What is more deceptive are education and scholarship. The Chinese government has never attempted to hide the fact that it has always implemented a Chinese communist ideological education program in kindergartens, elementary schools, middle schools, colleges, and academic institutions at all levels. Education in utilitarianism and populism are all the rage. If teachers criticize current affairs, they may be reported by their students, suspended from teaching, or even dismissed from teaching. The government controls the expenditures for scientific research, and it’s no secret that the approval system is widely corrupt. Even in such famous institutions as Peking University, students surfing foreign internet sites are charged by the hour. Overseas Chinese students organizations are heavily influenced by Chinese embassies. Mainland students studying at tertiary institutions in Hong Kong must report to and sign up with the Central Liaison Office, the main CCP organization in Hong Kong. If they do not sign up, their degrees will meet with all kinds of restrictions when they return to the Chinese mainland.

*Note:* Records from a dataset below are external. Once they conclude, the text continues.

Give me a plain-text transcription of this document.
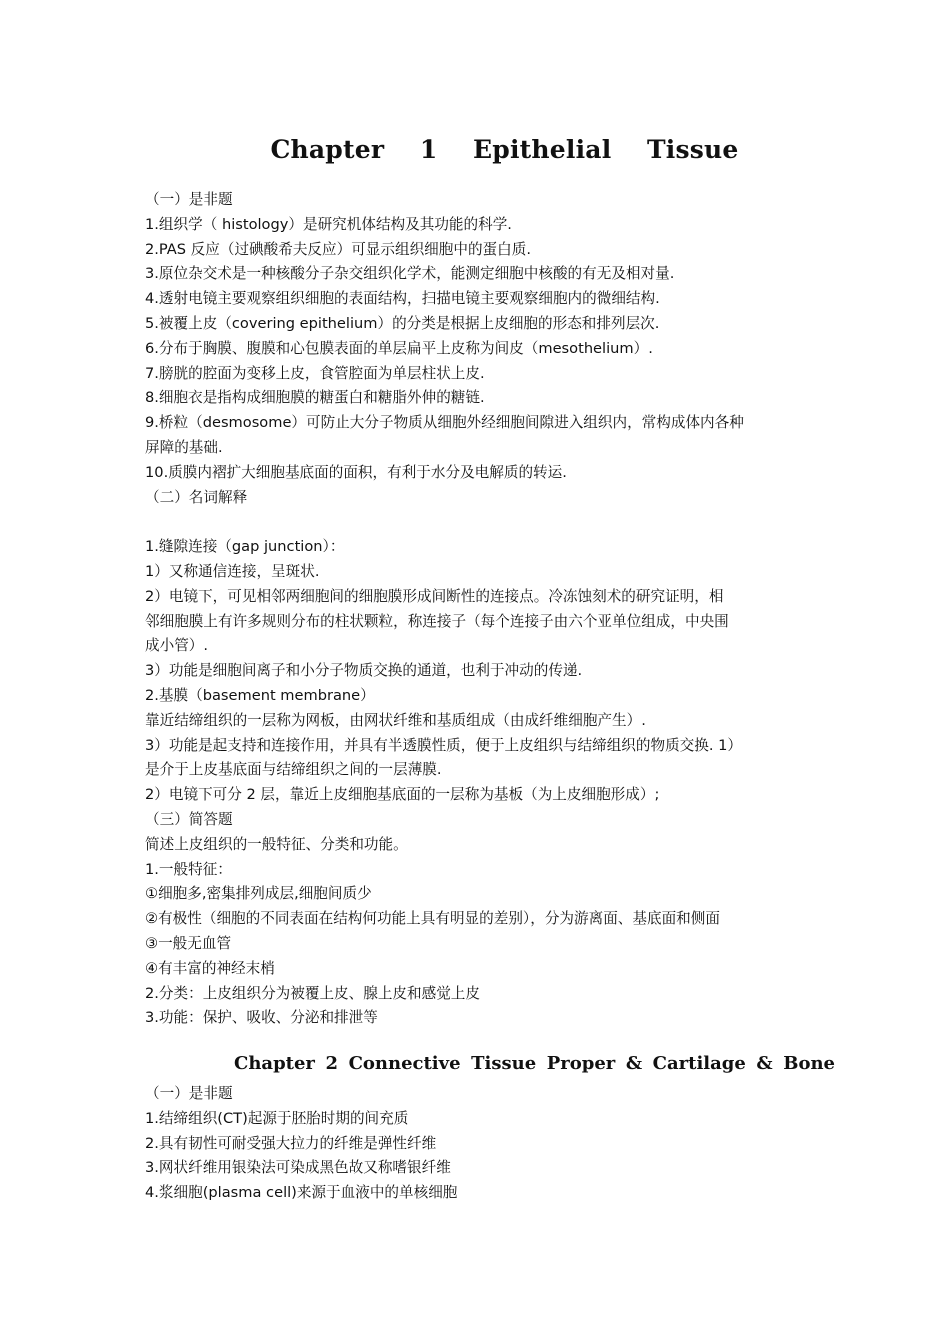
Chapter    1    Epithelial    Tissue
（一）是非题
1.组织学（ histology）是研究机体结构及其功能的科学.
2.PAS 反应（过碘酸希夫反应）可显示组织细胞中的蛋白质.
3.原位杂交术是一种核酸分子杂交组织化学术，能测定细胞中核酸的有无及相对量.
4.透射电镜主要观察组织细胞的表面结构，扫描电镜主要观察细胞内的微细结构.
5.被覆上皮（covering epithelium）的分类是根据上皮细胞的形态和排列层次.
6.分布于胸膜、腹膜和心包膜表面的单层扁平上皮称为间皮（mesothelium）.
7.膀胱的腔面为变移上皮，食管腔面为单层柱状上皮.
8.细胞衣是指构成细胞膜的糖蛋白和糖脂外伸的糖链.
9.桥粒（desmosome）可防止大分子物质从细胞外经细胞间隙进入组织内，常构成体内各种
屏障的基础.
10.质膜内褶扩大细胞基底面的面积，有利于水分及电解质的转运.
（二）名词解释
1.缝隙连接（gap junction）：
1）又称通信连接，呈斑状.
2）电镜下，可见相邻两细胞间的细胞膜形成间断性的连接点。冷冻蚀刻术的研究证明，相
邻细胞膜上有许多规则分布的柱状颗粒，称连接子（每个连接子由六个亚单位组成，中央围
成小管）.
3）功能是细胞间离子和小分子物质交换的通道，也利于冲动的传递.
2.基膜（basement membrane）
靠近结缔组织的一层称为网板，由网状纤维和基质组成（由成纤维细胞产生）.
3）功能是起支持和连接作用，并具有半透膜性质，便于上皮组织与结缔组织的物质交换. 1）
是介于上皮基底面与结缔组织之间的一层薄膜.
2）电镜下可分 2 层，靠近上皮细胞基底面的一层称为基板（为上皮细胞形成）;
（三）简答题
简述上皮组织的一般特征、分类和功能。
1.一般特征：
①细胞多,密集排列成层,细胞间质少
②有极性（细胞的不同表面在结构何功能上具有明显的差别），分为游离面、基底面和侧面
③一般无血管
④有丰富的神经末梢
2.分类：上皮组织分为被覆上皮、腺上皮和感觉上皮
3.功能：保护、吸收、分泌和排泄等
Chapter 2 Connective Tissue Proper & Cartilage & Bone
（一）是非题
1.结缔组织(CT)起源于胚胎时期的间充质
2.具有韧性可耐受强大拉力的纤维是弹性纤维
3.网状纤维用银染法可染成黑色故又称嗜银纤维
4.浆细胞(plasma cell)来源于血液中的单核细胞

On 10 July, 2014, the People’s Daily published an essay titled Take a Closer Look at the Chinese Academy of Social Sciences (CASS) – Raise High the Banner of Marxism, Make Scholarship for the People. According to this essay, CASS’s strength is “demonstrated in its academic attitude of having a strong political stance” and “making scholarship for the people.” CASS announced that it was taking political discipline as the primary factor in evaluating its members, and that CASS was strictly implementing a one vote veto system whereby those being evaluated for political adherence could have their evaluation failed by a single nay vote among evaluators. Is an academic institution that takes political discipline as a priority still a normal academic institution? No wonder Chinese netizens ridiculed CASS’ Director Wang Weiguang for his essay Domestic Class Struggle Will Never Be Extinguished.

But CASS does appear to be a magnificent academic institution: “39 research institutes, 180 research centers, nearly 300 disciplines, nearly 4000 researchers, an average of 300 academic publications per annum, more than 3,890 kinds of scientific papers, more than 510 research reports, and more than 1,200 important policy recommendations have been submitted….”

Abnormal power structures result in abnormal social forms. For this reason, citing abnormalities in Chinese society is an impossible task because the list will have no end.

But different from previous and present autocracies loathed by people, China’s communist regime has been working to export its abnormalities. As the recent APEC meeting made it clear, China wants to be considered equal to the other great nations. But China does not want to do what it did in earlier years any more when it used concealment and deception to accord with, and mix into, international society. At present, China declares in a lofty tone its opposition to western constitutional democracy, berates “foreign hostile forces,” while at the same time compelling the world to accord with and become accustomed to China.

The original purpose of the west’s diplomatic tactics, such as engagement, negotiations and cooperation, are all meant to allow civilization to influence barbarism, to let in enlightenment, and to allow the normal supercede the abnormal. However, many a times, these efforts in reality have worked as an endorsement of an abnormal country, making the abnormal normal. When people choose not to see China’s abnormalities, the world itself has already become abnormal.

Chang Ping (长平) was the former chief commentator and news director of Southern Weekend whose work was censored by the Chinese government until he was expelled and all his writings censored in China in early 2011. He lives in Germany now and is a current affairs commentator for South China Morning Post. This essay is written exclusively for China Change.